Twilight Imperium wrote:Arkolon wrote:So now we will have to go through the trouble of defining what is a legal institution, and what does being a legal institution entail. A legal institution is not a state. It is, put vaguely, an institution capable of defining or exercising law and justice, but that doesn't really help us. What does it take for someone, or something, to be a legal institution? If we are to include Weberian statelessness, ie the state of nature (which we ought to), then it would make absolutely no sense for only states to be considered legal institutions (because, eg polycentric law). A state enforces legal practices or legal institutions. I mean, from what I can conclude here, every single individual capable of signing a contract (either verbally or textually) is a legal institution, because they can set the legal parameters between parties in a contract, and the enforcement of these contracts are, in a state of nature, wholly up to them.
Thus, we can define a legal institution as any single individual, which makes ownership, property, and their enforcements and definitions thereof, up to them.
A legal institution is an institution that can make you follow its laws. One person could declare bananas illegal, and no one would care. If the United States declares bananas illegal within its borders, then anyone caught with bananas would be shot on sight. (or fined, whatever). If the United States declares bananas illegal anywhere, but the UK declares "bullshit, we love bananas", they'll fight a war and whoever wins gets to make laws for the other guys.
It's simplified, but that's generally how it works.

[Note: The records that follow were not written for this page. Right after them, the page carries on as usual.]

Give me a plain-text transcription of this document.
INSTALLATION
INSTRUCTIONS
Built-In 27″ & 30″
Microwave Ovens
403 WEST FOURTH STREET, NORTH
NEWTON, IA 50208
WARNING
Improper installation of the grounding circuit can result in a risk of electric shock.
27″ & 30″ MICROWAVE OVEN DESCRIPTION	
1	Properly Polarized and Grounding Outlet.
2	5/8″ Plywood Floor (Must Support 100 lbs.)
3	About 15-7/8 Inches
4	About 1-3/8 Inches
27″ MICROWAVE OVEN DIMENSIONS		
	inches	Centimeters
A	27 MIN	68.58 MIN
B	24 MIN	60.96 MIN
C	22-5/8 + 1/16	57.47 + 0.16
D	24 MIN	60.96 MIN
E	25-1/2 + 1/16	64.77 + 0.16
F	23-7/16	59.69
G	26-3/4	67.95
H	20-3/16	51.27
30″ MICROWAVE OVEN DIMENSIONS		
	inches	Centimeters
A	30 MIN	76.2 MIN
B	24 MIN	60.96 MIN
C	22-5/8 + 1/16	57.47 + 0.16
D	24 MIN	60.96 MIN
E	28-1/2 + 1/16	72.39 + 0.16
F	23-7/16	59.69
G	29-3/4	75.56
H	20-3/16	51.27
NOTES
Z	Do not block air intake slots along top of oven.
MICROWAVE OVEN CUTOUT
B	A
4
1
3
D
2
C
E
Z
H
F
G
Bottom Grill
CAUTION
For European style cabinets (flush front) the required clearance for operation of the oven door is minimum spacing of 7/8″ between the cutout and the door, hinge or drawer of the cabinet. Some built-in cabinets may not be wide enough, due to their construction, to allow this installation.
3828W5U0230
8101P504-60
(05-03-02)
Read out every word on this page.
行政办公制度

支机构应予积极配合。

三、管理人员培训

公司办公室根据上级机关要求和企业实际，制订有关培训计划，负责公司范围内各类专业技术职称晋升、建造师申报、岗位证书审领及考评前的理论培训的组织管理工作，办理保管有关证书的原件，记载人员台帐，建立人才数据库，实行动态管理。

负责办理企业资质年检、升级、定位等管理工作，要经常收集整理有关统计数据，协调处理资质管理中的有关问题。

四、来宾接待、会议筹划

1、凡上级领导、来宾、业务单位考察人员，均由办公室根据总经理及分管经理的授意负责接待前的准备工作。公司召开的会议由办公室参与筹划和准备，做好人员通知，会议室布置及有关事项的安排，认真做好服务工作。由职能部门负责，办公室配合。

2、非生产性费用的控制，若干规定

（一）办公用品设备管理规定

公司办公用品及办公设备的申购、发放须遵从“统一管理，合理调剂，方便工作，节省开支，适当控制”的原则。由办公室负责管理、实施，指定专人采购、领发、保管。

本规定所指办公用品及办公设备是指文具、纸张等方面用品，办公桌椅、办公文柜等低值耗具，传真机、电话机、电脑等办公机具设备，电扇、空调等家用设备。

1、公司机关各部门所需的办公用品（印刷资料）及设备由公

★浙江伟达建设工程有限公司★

I'm afraid that that is wrong. What you are defining is a state-- an institution that has the monopoly on the enforcement of all contracts in a given geographical area. A state enforces the law, and in most or nearly-all cases the state has a judiciary branch (a legal institution), but not all legal institutions are states. Look at it this way: one person could declare bananas illegal on their territory (in a stateless world, say), and anyone entering their property would be shot on sight (or fined, whatever).